C’est un fait qu’on pourrait croire anecdotique, mais il ne l’est pas. Loin de là. C’est le magazine Jeune Afrique qui l’a révélé le mois dernier : une « doctorante » de l’université de Sfax, en Tunisie, vient de passer cinq ans à la rédaction de sa thèse dont le sujet est celui-ci : « Le modèle plate-géocentrique (sic) de la terre, arguments et impact sur les études climato/paléoclimatiques. »
Je traduis : la Terre est plate et le soleil tourne autour.
C’est très sérieux. Avalisé par la faculté des sciences, réalisé sous la tutelle d’un directeur de recherches, Jamel Touir.
C’est Faouzia Charfi, physicienne, professeur à l’université de Tunis, qui a dénoncé le scandale après que des extraits de cette thèse ahurissante à maints égards (rédigée en français, elle est en outre truffée de fautes) eurent paru dans une revue pseudo-scientifique. « Comment peut-on accepter que l’Université soit non pas l’espace du savoir, de la rigueur scientifique, mais celui de la négation de la science, celui où la science est refusée car non conforme à l’islam ! », s’est-elle insurgée, rappelant que « c’est une thèse soutenue dans une faculté de sciences et non de théologie ! ».
Car les extraits publiés par Jeune Afrique sont en effet ahurissants (l’orthographe et la syntaxe ont été respectées) :
« En ce qui concerne les lois physiques connue on a rejeté les lois de Newton, de Kepler et d’Einstein vue la faiblesse de leurs fondements et ont a proposé par contre une nouvelle vision de la cinématique des objets conforme aux versets du Coran.
« Tous les donnés et les arguments physiques religieuses ont permis de démontrer la position centrale, la fixation et l’aplatissement de la surface de la terre, la révolution du soleil et de la lune autour d’elle. »
« Les étoiles se situent à 7.000.000 km avec un diamètre de 292 km et leur nombre est limité. Ils possèdent trois rôles : pour être un décor du ciel ; pour lapider les diables et des signes pour guider les créatures dans les ténèbres de la terre. » Etc.
À ses collègues qui ont levé le scandale et conduit au rejet, par le ministère de l’Enseignement supérieur, de ladite thèse, il a opposé « la liberté de pensée et la liberté académique inscrites dans la Constitution ». Il s’estime, bien sûr, victime d’une « campagne malveillante, portant atteinte à sa réputation et à ses compétences scientifiques » et avance cet argument censé clore le débat : « L’étudiante que j’encadre a voulu revoir la théorie de la gravitation de la Terre autour du Soleil, en proposant l’hypothèse inverse.

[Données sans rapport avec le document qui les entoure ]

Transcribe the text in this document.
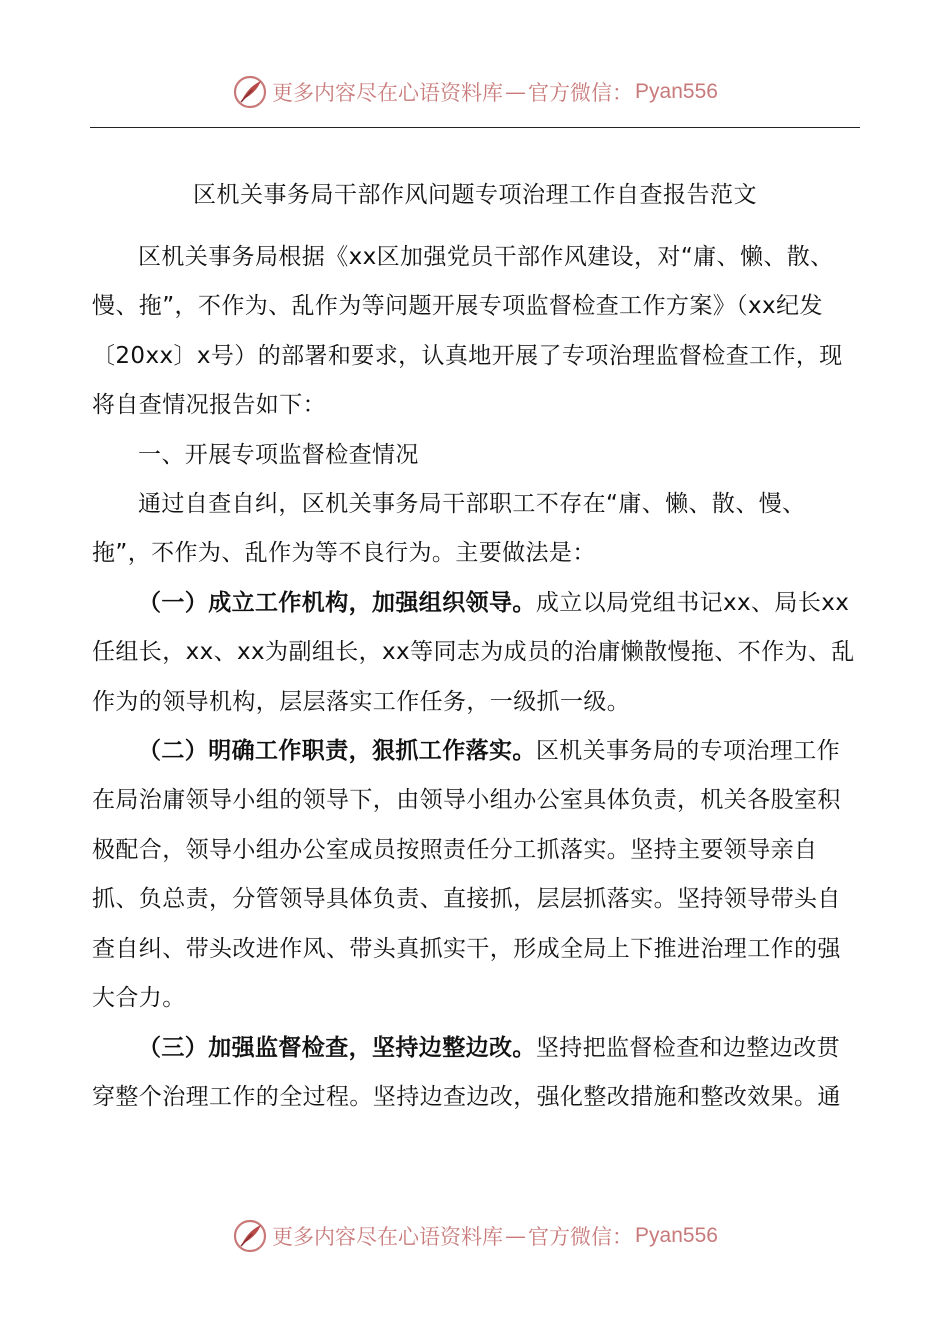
更多内容尽在心语资料库 — 官方微信： Pyan556
区机关事务局干部作风问题专项治理工作自查报告范文

区机关事务局根据《xx区加强党员干部作风建设，对“庸、懒、散、慢、拖”，不作为、乱作为等问题开展专项监督检查工作方案》（xx纪发〔20xx〕x号）的部署和要求，认真地开展了专项治理监督检查工作，现将自查情况报告如下：

一、开展专项监督检查情况

通过自查自纠，区机关事务局干部职工不存在“庸、懒、散、慢、拖”，不作为、乱作为等不良行为。主要做法是：

（一）成立工作机构，加强组织领导。成立以局党组书记xx、局长xx任组长，xx、xx为副组长，xx等同志为成员的治庸懒散慢拖、不作为、乱作为的领导机构，层层落实工作任务，一级抓一级。

（二）明确工作职责，狠抓工作落实。区机关事务局的专项治理工作在局治庸领导小组的领导下，由领导小组办公室具体负责，机关各股室积极配合，领导小组办公室成员按照责任分工抓落实。坚持主要领导亲自抓、负总责，分管领导具体负责、直接抓，层层抓落实。坚持领导带头自查自纠、带头改进作风、带头真抓实干，形成全局上下推进治理工作的强大合力。

（三）加强监督检查，坚持边整边改。坚持把监督检查和边整边改贯穿整个治理工作的全过程。坚持边查边改，强化整改措施和整改效果。通

更多内容尽在心语资料库 — 官方微信： Pyan556
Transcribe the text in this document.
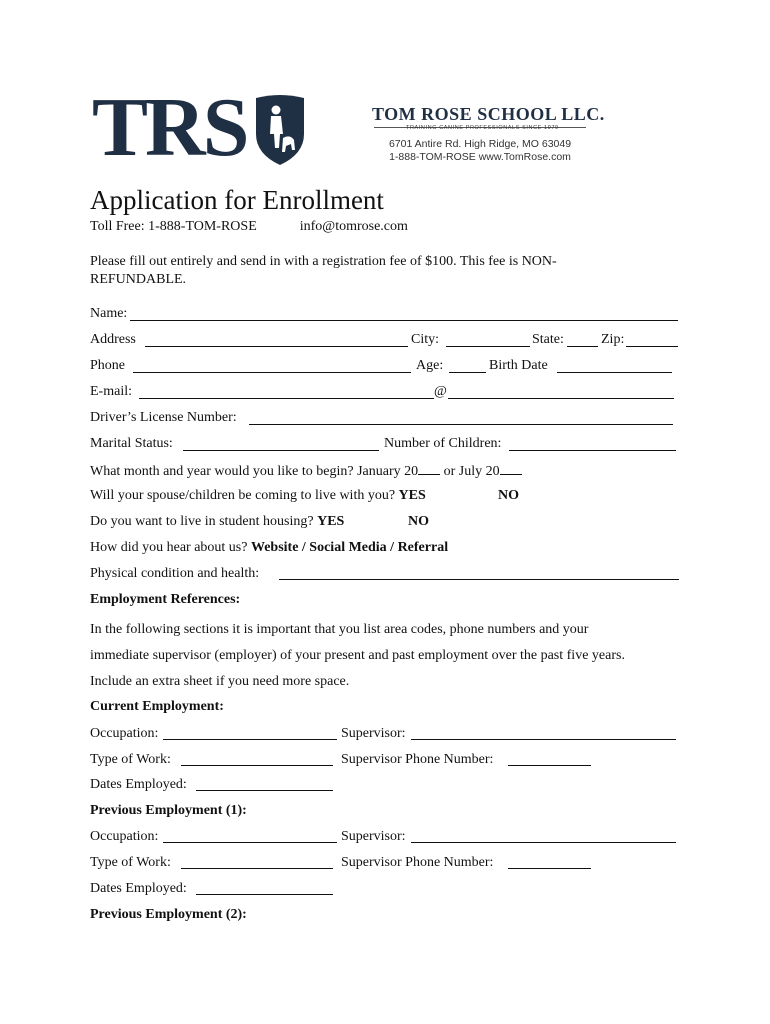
TRS	TOM ROSE SCHOOL LLC.
TRAINING CANINE PROFESSIONALS SINCE 1979
6701 Antire Rd. High Ridge, MO 63049
1-888-TOM-ROSE www.TomRose.com
Application for Enrollment
Toll Free: 1-888-TOM-ROSE	info@tomrose.com
Please fill out entirely and send in with a registration fee of $100. This fee is NON-
REFUNDABLE.
Name:
Address	City:	State:	Zip:
Phone	Age:	Birth Date
E-mail:	@
Driver’s License Number:
Marital Status:	Number of Children:
What month and year would you like to begin? January 20 or July 20
Will your spouse/children be coming to live with you? YES	NO
Do you want to live in student housing? YES	NO
How did you hear about us? Website / Social Media / Referral
Physical condition and health:
Employment References:
In the following sections it is important that you list area codes, phone numbers and your
immediate supervisor (employer) of your present and past employment over the past five years.
Include an extra sheet if you need more space.
Current Employment:
Occupation:	Supervisor:
Type of Work:	Supervisor Phone Number:
Dates Employed:
Previous Employment (1):
Occupation:	Supervisor:
Type of Work:	Supervisor Phone Number:
Dates Employed:
Previous Employment (2):
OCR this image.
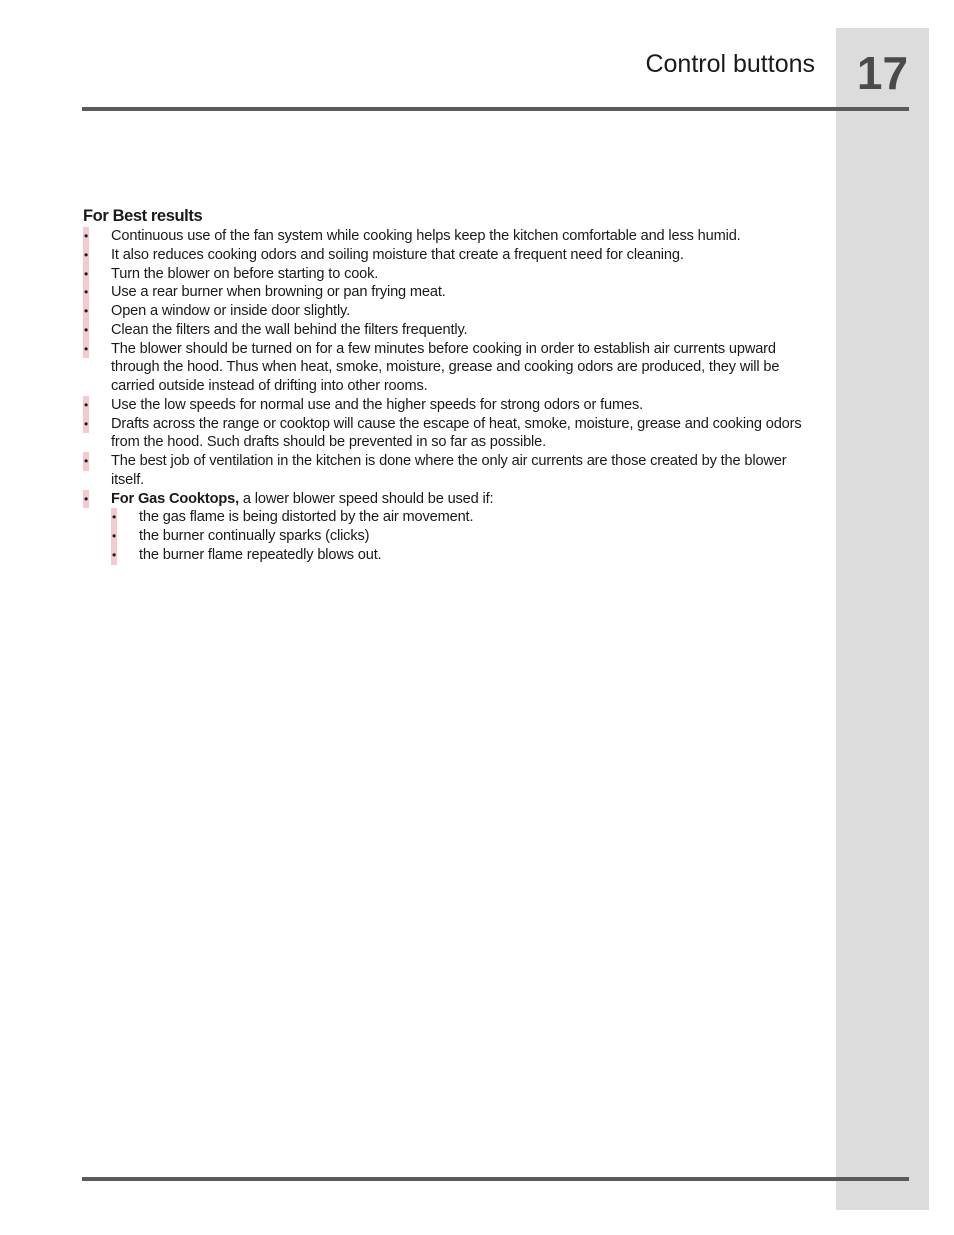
17
Control buttons
For Best results
• Continuous use of the fan system while cooking helps keep the kitchen comfortable and less humid.
• It also reduces cooking odors and soiling moisture that create a frequent need for cleaning.
• Turn the blower on before starting to cook.
• Use a rear burner when browning or pan frying meat.
• Open a window or inside door slightly.
• Clean the filters and the wall behind the filters frequently.
• The blower should be turned on for a few minutes before cooking in order to establish air currents upward through the hood. Thus when heat, smoke, moisture, grease and cooking odors are produced, they will be carried outside instead of drifting into other rooms.
• Use the low speeds for normal use and the higher speeds for strong odors or fumes.
• Drafts across the range or cooktop will cause the escape of heat, smoke, moisture, grease and cooking odors from the hood. Such drafts should be prevented in so far as possible.
• The best job of ventilation in the kitchen is done where the only air currents are those created by the blower itself.
• For Gas Cooktops, a lower blower speed should be used if:
• the gas flame is being distorted by the air movement.
• the burner continually sparks (clicks)
• the burner flame repeatedly blows out.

Ce n’est qu’un brouillon. »
L’Université tunisienne, réputée jusqu’ici fournir d’excellents scientifiques, est secouée par le scandale et dénonce dans son ensemble « l’ignominie [qui] rejaillit sur toute la communauté des chercheurs ».
Mais le mal est profond et beaucoup s’alarment depuis que l’Union générale tunisienne des étudiants (UGTE), proche du parti islamiste Ennahdha, a remporté (fin 2015) 42 % des sièges des conseils scientifiques des universités, soit 224 sièges sur un total de 528.
Une nouvelle étape de la stratégie de conquête de toutes les sphères de la vie publique tunisienne par le parti islamiste qui alarmait déjà Jeune Afrique : « Le changement de rapport de forces en faveur des islamistes dans les universités s’est opéré en une seule année. »
Aucune crainte à avoir, rien de semblable chez nous, pensez-vous !
Pas si sûr… Interrogez des professeurs. Ils vous diront que l’argumentation de Jamel Touir et de sa doctorante – « je crois ce que je veux, il n’y a pas de vérité scientifique à opposer à ma foi » – est bien celle qui prévaut désormais dans nos territoires perdus de la République.